Pemerintah Cuek, Usaha Konservasi Penangkaran Ikan Arwana akan Hancur!
SabangMerauke News, Jakarta - Sikap cuek pemerintah dan belum hadirnya negara dikhawatirkan akan mempercepat kehancuran usaha konservasi penangkaran ikan arwana di Indonesia. Janji pemerintah yang akan hadir dalam menjawab hambatan dunia usaha sebagai penyumbang devisa dan penerimaan langsung bagi keuangan negara sejauh ini belum dipenuhi.
"Ketika selama hampir dua tahun negara belum hadir dan terkesan cuek, maka dalam beberapa waktu ke depan dikhawatirkan usaha penangkaran ikan arwana akan segera hancur. Maka selain akan merugikan pelaku usaha, juga berdampak pada terjadinya pengangguran dan terganggunya sektor usaha lain yang terkait, seperti pakan ikan arwana," kata Pagar Sianturi SH, Sekretaris Eksekutif Rumah Nawacita, Senin (20/12/2021).
Pagar menyayangkan hingga saat ini tidak ada langkah konkret pemerintah untuk melakukan pembicaraan dengan pemerintah Tiongkok membahas penutupan ekspor ikan arwana ke negara tersebut. Padahal, produk-produk asal Tiongkok membanjiri pasar dalam negeri Indonesia secara leluasa.
"Kita mempertanyakan mengapa Tiongkok menutup ekspor ikan arwana. Padahal, Indonesia merupakan mitra dagang dan investasi yang kian dekat dalam beberapa tahun terakhir. Oleh karena itu, pemerintah seharusnya bisa menggencarkan diplomasinya," tegas Pagar.
Rumah Nawacita juga baru-baru ini mendapat kabar dari pelaku usaha ekspor ikan arwana yang ditolak oleh pemerintah Hongkong. Diduga pemerintah Hongkong tidak mengakui surat angkut jenis ikan luar negeri (SAJI-LN) yang diterbitkan oleh Kementerian Kelautan dan Perikanan (KKP).
Diduga kuat, adanya kesan dualisme kewenangan antara Kementerian Lingkungan Hidup dan Kehutanan (KLHK) dengan KKP menyebabkan pemerintah Hongkong menjadi bingung soal siapa sebenarnya management authority ikan arwana di Indonesia.
"Kami mempertanyakan apakah KLHK atau KKP sudah berkoordinasi soal terjadinya peralihan management authority ke pihak sekretariat CITES di Jenewa, Swiss. Ini harus dipastikan adanya pemberitahuan yang jelas agar usaha ikan arwana yang berorientasi ekspor tidak terganggu," tegas Pagar.

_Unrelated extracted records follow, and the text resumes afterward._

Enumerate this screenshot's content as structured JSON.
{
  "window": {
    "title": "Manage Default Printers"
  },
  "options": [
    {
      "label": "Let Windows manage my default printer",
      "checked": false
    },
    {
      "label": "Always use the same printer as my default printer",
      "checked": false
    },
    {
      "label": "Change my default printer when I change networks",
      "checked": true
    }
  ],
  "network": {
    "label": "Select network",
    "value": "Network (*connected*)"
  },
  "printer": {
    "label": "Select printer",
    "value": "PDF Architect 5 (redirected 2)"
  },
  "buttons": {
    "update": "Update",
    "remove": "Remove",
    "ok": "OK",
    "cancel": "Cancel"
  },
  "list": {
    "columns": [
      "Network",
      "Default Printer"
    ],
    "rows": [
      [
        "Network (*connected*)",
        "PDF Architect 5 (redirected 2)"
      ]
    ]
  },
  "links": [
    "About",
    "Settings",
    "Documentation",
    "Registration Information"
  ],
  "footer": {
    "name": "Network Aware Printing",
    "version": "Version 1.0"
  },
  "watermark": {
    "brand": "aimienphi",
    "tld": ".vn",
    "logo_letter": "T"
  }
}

Rumah Nawacita juga meminta agar pemerintah yakni KLHK dan KKP segera menuntaskan ganjalan komunikasi jika masih terjadi selama ini, khususnya ketika proses peralihan kewenangan management authority sedang berlangsung.
"Jangan sampai karena proses peralihan yang terjadi dari KLHK ke KKP, namun justru merugikan pelaku usaha. Itu persoalan internal pemerintah yang harus diselesaikan secara cepat dan efektif. Kondisi pengusaha saat ini sangat sulit dan nyaris hancur," kata Pagar.
Pekan lalu, Rumah Nawacita juga telah meminta agar Presiden Joko Widodo memerintahkan menteri terkait dan duta besar (dubes) melakukan lobi dan komunikasi dengan pemerintah Tiongkok untuk dapat membuka kembali pintu ekspor ikan arwana (Scleropages formosus). Sejak dua tahun lalu, utamanya di awal pandemi Covid-19 hingga kini, pemerintah Tiongkok telah menutup masuknya ikan arwana asal Indonesia dengan sejumlah alasan.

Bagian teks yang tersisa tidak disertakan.